Discounters Aldi and Costco challenge supermarket giants Coles, Woolies
For a generation of investors our supermarket “duopoly” — Coles and Woolworths — has delivered handsomely. But for how much longer?
It’s no secret ... smart investors settle on monopolies to make money. For a generation of investors our “duopoly” of two leading supermarket groups — Coles and Woolworths — has delivered handsomely. But for how much longer?
It seems like 2014 may be the crunch year for our two listed supermarket monsters — they have been threatened before but not in this way.
Low-costs retailers such as Aldi and Costco are not just competing with the incumbents, they are undermining them with a radically altered model.
At the same time there are constant allegations of sharp practices in the area. Indeed our primary competition regulator has not one but two court actions running against Coles for allegedly bullying suppliers.
But what is really chipping at the notion of the supermarket duopoly’s tight grip on customers and menacing grip on suppliers is the rise of these unlisted and nimble low-cost operators that have already won the battle in several overseas markets.

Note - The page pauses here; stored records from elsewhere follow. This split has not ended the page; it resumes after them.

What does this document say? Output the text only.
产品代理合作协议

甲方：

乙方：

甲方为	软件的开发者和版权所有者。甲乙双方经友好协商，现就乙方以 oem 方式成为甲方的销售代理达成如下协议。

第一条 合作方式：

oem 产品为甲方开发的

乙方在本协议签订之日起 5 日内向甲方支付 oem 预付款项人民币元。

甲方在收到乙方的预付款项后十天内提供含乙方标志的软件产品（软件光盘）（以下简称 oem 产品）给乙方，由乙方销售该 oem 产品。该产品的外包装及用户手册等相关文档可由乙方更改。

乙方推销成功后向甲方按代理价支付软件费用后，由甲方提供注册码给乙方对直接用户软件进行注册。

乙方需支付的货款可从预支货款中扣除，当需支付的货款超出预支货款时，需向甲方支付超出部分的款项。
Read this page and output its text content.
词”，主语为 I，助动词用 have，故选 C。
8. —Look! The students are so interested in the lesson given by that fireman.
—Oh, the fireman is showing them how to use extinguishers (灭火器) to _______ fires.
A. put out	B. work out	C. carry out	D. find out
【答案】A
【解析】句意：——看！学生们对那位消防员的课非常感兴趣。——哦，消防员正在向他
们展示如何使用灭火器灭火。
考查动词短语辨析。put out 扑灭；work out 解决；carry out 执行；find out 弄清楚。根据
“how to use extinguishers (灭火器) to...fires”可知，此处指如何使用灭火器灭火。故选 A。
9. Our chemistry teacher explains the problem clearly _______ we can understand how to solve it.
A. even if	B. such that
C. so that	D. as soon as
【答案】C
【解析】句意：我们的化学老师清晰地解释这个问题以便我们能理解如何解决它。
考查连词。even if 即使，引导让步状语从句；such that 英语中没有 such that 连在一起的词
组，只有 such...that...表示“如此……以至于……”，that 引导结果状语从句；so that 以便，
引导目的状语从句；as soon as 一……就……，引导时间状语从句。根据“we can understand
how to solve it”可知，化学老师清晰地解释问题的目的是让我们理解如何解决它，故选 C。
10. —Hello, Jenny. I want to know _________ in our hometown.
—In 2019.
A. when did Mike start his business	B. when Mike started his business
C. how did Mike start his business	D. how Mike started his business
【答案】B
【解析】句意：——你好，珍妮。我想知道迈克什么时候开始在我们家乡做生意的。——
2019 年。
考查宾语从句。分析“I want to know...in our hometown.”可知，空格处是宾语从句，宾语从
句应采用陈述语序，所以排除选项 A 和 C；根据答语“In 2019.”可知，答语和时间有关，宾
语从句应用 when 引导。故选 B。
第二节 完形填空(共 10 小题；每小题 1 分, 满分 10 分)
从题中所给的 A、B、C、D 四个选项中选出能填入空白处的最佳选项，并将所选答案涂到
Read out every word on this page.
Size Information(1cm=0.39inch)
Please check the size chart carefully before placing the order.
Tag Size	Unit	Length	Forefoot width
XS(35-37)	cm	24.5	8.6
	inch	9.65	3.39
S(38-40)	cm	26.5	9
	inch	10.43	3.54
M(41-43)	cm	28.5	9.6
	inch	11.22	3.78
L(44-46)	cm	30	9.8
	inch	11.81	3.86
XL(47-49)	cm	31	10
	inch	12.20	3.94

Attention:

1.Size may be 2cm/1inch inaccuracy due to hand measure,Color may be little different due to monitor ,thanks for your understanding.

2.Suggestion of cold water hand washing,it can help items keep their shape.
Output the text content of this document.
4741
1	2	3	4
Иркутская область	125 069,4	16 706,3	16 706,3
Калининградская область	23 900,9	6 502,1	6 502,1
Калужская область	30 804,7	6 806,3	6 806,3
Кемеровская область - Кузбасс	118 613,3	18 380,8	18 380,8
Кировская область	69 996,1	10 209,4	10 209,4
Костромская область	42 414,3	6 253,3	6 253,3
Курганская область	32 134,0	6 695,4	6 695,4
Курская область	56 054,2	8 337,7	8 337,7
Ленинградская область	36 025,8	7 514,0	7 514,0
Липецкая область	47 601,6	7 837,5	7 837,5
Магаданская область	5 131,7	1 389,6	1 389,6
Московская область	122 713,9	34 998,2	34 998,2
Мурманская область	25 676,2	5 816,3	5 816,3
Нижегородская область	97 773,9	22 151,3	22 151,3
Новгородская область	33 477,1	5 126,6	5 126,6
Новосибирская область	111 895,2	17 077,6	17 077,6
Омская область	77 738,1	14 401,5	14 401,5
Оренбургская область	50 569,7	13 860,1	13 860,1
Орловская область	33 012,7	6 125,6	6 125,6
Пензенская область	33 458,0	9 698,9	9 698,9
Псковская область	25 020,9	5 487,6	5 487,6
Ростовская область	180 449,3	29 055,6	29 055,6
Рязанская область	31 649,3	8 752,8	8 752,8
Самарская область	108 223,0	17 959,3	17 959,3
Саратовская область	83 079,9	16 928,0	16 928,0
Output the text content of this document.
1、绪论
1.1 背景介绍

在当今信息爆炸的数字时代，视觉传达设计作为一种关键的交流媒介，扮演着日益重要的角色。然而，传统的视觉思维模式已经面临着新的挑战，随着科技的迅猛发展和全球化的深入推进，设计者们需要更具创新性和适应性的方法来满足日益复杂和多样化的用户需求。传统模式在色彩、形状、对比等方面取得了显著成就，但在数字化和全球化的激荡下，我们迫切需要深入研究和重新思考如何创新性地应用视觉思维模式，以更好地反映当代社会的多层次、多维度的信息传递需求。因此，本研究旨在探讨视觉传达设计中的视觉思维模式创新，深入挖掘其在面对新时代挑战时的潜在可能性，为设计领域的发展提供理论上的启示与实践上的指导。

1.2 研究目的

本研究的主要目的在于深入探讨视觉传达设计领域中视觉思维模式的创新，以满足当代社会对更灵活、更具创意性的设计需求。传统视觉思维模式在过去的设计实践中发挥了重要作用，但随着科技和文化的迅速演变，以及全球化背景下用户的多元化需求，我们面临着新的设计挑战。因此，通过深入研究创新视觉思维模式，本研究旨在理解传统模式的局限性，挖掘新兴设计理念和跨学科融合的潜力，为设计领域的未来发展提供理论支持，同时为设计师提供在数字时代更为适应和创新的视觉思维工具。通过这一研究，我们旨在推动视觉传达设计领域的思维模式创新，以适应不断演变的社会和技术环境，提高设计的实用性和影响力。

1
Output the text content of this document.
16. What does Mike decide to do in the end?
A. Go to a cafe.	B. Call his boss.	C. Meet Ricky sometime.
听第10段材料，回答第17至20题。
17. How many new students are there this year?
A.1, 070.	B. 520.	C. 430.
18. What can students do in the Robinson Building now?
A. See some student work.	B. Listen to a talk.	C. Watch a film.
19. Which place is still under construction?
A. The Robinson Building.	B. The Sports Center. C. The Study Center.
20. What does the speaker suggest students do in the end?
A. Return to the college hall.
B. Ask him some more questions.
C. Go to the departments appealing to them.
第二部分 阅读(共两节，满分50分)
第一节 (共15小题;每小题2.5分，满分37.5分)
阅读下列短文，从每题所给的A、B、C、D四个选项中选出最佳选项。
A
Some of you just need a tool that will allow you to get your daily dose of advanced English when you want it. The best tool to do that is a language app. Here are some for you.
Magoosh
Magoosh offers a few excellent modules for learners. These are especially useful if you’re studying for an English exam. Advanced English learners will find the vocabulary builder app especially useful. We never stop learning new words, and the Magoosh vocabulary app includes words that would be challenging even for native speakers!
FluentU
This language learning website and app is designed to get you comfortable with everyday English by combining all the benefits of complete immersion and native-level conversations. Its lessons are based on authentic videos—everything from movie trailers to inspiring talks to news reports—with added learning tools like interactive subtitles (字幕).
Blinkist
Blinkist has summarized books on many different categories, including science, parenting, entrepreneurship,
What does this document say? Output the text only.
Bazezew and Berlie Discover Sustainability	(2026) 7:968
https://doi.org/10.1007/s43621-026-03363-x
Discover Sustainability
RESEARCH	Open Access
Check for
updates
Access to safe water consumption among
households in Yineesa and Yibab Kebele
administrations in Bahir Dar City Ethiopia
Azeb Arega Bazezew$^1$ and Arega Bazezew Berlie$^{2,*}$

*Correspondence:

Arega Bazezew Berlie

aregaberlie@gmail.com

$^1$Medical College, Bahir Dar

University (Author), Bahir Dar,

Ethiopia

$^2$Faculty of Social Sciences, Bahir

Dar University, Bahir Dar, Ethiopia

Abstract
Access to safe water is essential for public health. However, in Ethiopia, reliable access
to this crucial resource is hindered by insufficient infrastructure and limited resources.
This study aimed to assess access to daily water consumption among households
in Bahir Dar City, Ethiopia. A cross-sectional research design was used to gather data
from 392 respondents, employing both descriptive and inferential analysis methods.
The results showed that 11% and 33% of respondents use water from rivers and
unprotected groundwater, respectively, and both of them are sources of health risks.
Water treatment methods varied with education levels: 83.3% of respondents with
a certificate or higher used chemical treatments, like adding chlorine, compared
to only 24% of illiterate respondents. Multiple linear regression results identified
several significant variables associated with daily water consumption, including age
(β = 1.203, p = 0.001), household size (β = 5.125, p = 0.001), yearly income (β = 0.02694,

The new breed of cut-pride supermarkets are totally focused on cheap prices ... to the exclusion of almost everything else. What is more it has to be said they have arrived at the perfect time.
In Britain — a mirror image in many ways to the Australian supermarket landscape — the sector has literally cleaved into two between chains that service the new and emerging rich and those who do not fit in that category. Meanwhile, in the middle market the two giants, Sainsbury and Tesco, have hit hard times. Tesco has specific issues — allegedly overstating profits — but overall these two “high street” retailers have been left stranded between two ends of the market.
As always with monopolies — or duopolies for that matter — they are never much good for customers but are very good for shareholders. In Britain, with the Sainsbury and Tesco duopoly crumbling, the share prices of the chains have fallen by more than 40 per cent each.
Australian investors would be aghast to hear the British supermarkets now trade at roughly half the price-earnings ratio multiples of Coles and Woolworths. That is, the British chains are now on just nine times earnings while our stocks still trade as high as 17 times earnings.
Yet where is the growth in Australia going to come from at Coles and Woolworths? Aldi, which already runs more than 300 stores in the eastern states, earlier this month announced a major expansion plan into Western Australia and South Australia. The US-owned Costco is also making inroads, though its ambitions appear limited to a handful of very large outlets
As for Coles or a Woolworths expanding offshore, they have not made any serious effort to get overseas revenues — even Tesco for all its faults runs 2000 stores across Asia, though they may now have to be sold to keep the British ship afloat.
Worst still for local Australian investors, supermarket stocks do not offer the consolation of high yield you expect from similarly dominant players in other sectors such as the big four banks and Telstra.
Wesfarmers, the parent company of Coles, currently yields about 5 per cent and Woolworths trails behind with roughly 4 per cent — against the 6 per cent available at the banks or A-REITs and the pressure is clearly rising on the supermarkets to find growth.
Perhaps the answer may have been to risk cannibalisation and take on Aldi at their own game as Qantas has tried in airlines with Jetstar, but it is probably too late.
As UBS analyst Ben Gilbert wrote last month before the full impact of the Tesco accounting scandal became clear: “Aldi and Costco are very hard for traditional supermarkets to compete with — we are becoming more concerned about the threat these discounters present to both sales and margins.”
The worst thing for investors of course is that you can’t buy shares in Aldi or Costco on the ASX if you wanted to keep up with the trends. Groups such as Metcash or other “independent” operators will find it even harder to compete because they lack the pricing power. It’s a seriously challenging outlook for supermarkets — and no obvious way out of a storm that looks like it’s coming our way.